How good is your neighborhood school? Not just in terms of its Texas Education Agency’s rating, but in comparison to other schools? Here’s a way to find out.
The greater Houston area is home to some of the best — and worst — public schools in Texas, according to the 2010 Children at Risk/ Houston Chronicle rankings.
The Houston Independent School District boasts seven campuses among the state’s top elementary, middle and high schools, but it also has four that placed at the bottom. The Fort Bend and Alief districts each had one school among the state’s best, while five charter schools in Harris County landed at the bottom.
Children at Risk has ranked area high schools, primarily based on student achievement data, since 2006, but this is the first time the nonprofit advocacy group has rated local elementary and middle schools. The rankings use a formula created in consultation with the Chronicle’s education reporting staff.
The full list was in yesterday’s print edition. A searchable database is available at the Chron and also at the Texas Trib, which adds a few items as well. The Trib delves more into how these rankings came about.
When Children At Risk first started ranking Texas public schools five years ago, it only named the top performers, wary of embarrassing educators and students at campuses that didn’t measure up.
The hesitance emerged even though widespread educational failure had prompted the project in the first place, says Robert Sanborn, the president and CEO of the Houston-based nonprofit advocacy and research organization. The rankings grew out of a conference at Rice University that focused on high school graduation and featured John Hopkins Researcher Robert Balfouz, who talked about “drop-out factories.”
“At first, we didn’t want to make any high schools look bad,” Sanborn says. “But we’ve changed that over the years. What we’ve found is that [spotlighting low-performing schools] proved to be a tremendous advocacy tool for parents — they can ask, ‘Why isn’t my school better?’”
So now, the group’s rankings — including the ones we’re publishing today, for most public schools in Texas — lay out the worst schools along with the best and every gradation in between. That’s a stark contrast from the state’s accountability system, which simply groups schools in one of four broad performance categories: Exemplary, Recognized, Acceptable, and Unacceptable. Though Children at Risk uses some of the same data that are the basis for the Texas Education Agency’s “ratings,” it does something that TEA doesn’t: It gives every school a hard number that compares its performance with that of every other school.
“You see the best in the state and the worst in the state,” Sanborn says. “This isn’t a PR campaign — they are straight-up rankings. … We used to have [district] superintendents angry with us, arguing this isn’t the right way to measure, but they’ve gotten away from that.”
Sanborn was in the studio for Houston Have Your Say: Education Crisis last week. He had an interesting idea about Houston’s high schools in the Chron story:
While HISD had eight high schools ranked in the top tier in the state, the district had double that in the bottom quarter. Jones was listed as the worst high school in the Houston area and the sixth-worst in Texas.
HISD is planning to turn Jones into a magnet school for science, technology, engineering and mathematics that would be open to students across the city.
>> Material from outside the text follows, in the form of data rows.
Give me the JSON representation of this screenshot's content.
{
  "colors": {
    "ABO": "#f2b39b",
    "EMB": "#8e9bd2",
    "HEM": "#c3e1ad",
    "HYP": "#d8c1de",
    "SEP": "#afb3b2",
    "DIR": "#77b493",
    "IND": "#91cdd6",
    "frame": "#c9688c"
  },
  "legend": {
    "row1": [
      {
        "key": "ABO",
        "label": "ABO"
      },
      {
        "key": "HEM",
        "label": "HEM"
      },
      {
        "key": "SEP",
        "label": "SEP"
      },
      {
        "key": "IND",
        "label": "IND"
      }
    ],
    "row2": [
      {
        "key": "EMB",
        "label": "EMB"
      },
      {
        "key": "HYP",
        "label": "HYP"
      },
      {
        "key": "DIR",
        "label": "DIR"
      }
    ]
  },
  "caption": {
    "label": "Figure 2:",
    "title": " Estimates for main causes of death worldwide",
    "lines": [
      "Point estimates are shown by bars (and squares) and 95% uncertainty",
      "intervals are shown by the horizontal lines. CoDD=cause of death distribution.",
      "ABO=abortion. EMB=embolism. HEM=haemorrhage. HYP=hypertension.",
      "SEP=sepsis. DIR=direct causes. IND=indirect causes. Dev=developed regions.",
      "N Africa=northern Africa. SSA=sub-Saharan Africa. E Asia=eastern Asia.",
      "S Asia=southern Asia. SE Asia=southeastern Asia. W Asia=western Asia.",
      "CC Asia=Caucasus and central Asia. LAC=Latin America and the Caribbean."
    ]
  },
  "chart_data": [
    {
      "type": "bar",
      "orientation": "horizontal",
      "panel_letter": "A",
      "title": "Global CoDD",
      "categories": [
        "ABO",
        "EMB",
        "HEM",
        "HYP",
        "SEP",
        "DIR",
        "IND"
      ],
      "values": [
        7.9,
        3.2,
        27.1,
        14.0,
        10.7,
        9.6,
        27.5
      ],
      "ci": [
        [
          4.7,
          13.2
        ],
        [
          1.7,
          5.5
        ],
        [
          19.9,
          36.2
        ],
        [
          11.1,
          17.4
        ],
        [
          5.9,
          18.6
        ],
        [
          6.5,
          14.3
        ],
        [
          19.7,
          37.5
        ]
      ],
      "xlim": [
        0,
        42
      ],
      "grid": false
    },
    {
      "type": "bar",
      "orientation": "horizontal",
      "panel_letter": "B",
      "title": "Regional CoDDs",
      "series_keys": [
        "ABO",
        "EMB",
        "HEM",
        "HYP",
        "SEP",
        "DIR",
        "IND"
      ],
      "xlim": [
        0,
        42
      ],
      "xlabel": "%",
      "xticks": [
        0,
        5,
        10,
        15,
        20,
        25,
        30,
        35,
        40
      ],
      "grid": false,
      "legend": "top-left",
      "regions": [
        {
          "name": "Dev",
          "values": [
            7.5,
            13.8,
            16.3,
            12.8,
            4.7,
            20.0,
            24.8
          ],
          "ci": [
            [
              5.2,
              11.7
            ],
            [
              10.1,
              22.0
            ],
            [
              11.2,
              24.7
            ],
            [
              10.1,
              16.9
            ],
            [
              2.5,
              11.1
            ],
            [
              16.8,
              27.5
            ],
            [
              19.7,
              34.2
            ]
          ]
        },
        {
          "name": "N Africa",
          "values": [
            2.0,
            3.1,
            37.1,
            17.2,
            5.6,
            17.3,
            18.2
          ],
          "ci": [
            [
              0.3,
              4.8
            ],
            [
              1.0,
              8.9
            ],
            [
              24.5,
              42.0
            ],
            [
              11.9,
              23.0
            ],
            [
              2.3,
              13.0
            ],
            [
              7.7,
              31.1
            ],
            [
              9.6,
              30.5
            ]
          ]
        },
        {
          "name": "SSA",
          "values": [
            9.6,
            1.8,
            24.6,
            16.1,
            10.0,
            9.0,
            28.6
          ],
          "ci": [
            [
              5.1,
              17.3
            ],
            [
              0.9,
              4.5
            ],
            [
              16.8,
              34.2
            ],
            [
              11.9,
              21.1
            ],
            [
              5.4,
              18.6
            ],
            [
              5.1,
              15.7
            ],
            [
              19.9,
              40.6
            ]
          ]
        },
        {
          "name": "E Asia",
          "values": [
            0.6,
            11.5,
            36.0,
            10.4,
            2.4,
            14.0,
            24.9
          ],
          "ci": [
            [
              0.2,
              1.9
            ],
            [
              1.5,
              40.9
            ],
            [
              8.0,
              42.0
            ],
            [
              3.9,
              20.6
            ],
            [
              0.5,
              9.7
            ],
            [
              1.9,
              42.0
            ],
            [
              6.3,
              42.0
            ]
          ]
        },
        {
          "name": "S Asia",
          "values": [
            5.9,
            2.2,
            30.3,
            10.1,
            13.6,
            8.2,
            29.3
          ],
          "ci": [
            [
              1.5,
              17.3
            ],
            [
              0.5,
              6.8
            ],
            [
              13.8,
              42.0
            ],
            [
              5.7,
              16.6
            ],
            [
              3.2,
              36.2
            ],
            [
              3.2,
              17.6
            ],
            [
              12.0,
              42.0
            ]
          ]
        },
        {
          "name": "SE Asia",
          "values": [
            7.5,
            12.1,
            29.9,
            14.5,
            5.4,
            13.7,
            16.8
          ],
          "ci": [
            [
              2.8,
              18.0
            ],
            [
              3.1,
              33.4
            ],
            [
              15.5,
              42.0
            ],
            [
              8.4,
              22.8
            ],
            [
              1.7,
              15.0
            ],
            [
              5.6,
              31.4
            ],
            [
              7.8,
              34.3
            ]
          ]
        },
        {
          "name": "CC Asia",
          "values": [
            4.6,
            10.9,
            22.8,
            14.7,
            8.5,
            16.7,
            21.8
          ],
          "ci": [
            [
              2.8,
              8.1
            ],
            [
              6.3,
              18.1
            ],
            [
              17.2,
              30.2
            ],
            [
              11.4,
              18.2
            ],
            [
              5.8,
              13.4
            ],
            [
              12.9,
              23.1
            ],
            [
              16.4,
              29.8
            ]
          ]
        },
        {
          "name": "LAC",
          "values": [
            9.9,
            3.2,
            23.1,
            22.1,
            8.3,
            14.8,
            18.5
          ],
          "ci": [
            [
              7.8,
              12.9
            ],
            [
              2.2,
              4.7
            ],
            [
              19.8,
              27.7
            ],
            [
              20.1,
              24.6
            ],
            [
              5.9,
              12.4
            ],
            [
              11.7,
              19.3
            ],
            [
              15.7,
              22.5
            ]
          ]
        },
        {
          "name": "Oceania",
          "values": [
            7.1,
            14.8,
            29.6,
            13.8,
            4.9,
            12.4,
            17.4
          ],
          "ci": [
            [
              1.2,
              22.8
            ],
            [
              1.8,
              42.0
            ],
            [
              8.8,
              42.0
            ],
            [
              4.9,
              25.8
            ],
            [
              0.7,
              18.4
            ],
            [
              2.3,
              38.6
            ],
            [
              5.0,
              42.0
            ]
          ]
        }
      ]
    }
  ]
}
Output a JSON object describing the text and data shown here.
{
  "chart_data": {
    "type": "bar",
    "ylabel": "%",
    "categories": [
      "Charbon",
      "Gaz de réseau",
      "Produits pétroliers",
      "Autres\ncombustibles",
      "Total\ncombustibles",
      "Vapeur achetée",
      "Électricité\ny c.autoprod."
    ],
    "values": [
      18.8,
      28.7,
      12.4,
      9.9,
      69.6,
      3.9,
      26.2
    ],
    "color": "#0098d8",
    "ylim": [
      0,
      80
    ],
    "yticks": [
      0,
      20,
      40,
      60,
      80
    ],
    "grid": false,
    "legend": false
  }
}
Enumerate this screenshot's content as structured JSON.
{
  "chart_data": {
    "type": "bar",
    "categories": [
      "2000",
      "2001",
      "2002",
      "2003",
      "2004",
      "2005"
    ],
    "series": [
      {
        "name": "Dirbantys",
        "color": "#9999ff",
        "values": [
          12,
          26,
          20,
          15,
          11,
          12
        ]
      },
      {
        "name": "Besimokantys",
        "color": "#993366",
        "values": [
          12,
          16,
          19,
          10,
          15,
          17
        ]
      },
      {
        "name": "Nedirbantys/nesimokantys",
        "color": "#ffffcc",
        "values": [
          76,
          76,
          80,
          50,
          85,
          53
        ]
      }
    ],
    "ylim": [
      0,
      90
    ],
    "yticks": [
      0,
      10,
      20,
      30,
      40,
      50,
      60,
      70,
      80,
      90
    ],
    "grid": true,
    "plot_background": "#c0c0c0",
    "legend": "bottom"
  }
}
To Sanborn’s way of thinking, “Big, comprehensive urban high schools do not work. That’s something we see across the whole state.” He suggests smaller, specialized schools would help engage students.
Hair Balls wrote about the Jones proposal last month. Large suburban high schools still do pretty well, though I suspect they will come to have similar issues as their urban counterparts over time.
Anyway. I’m glad and not surprised to see our neighborhood elementary school ranked highly, not glad and not surprised to see our neighborhood middle school ranked poorly, and not prepared to start thinking about our neighborhood high school just yet. How did your schools do?
Interesting, thanks again for a great piece Kuff! This is the kind of stuff we need to know.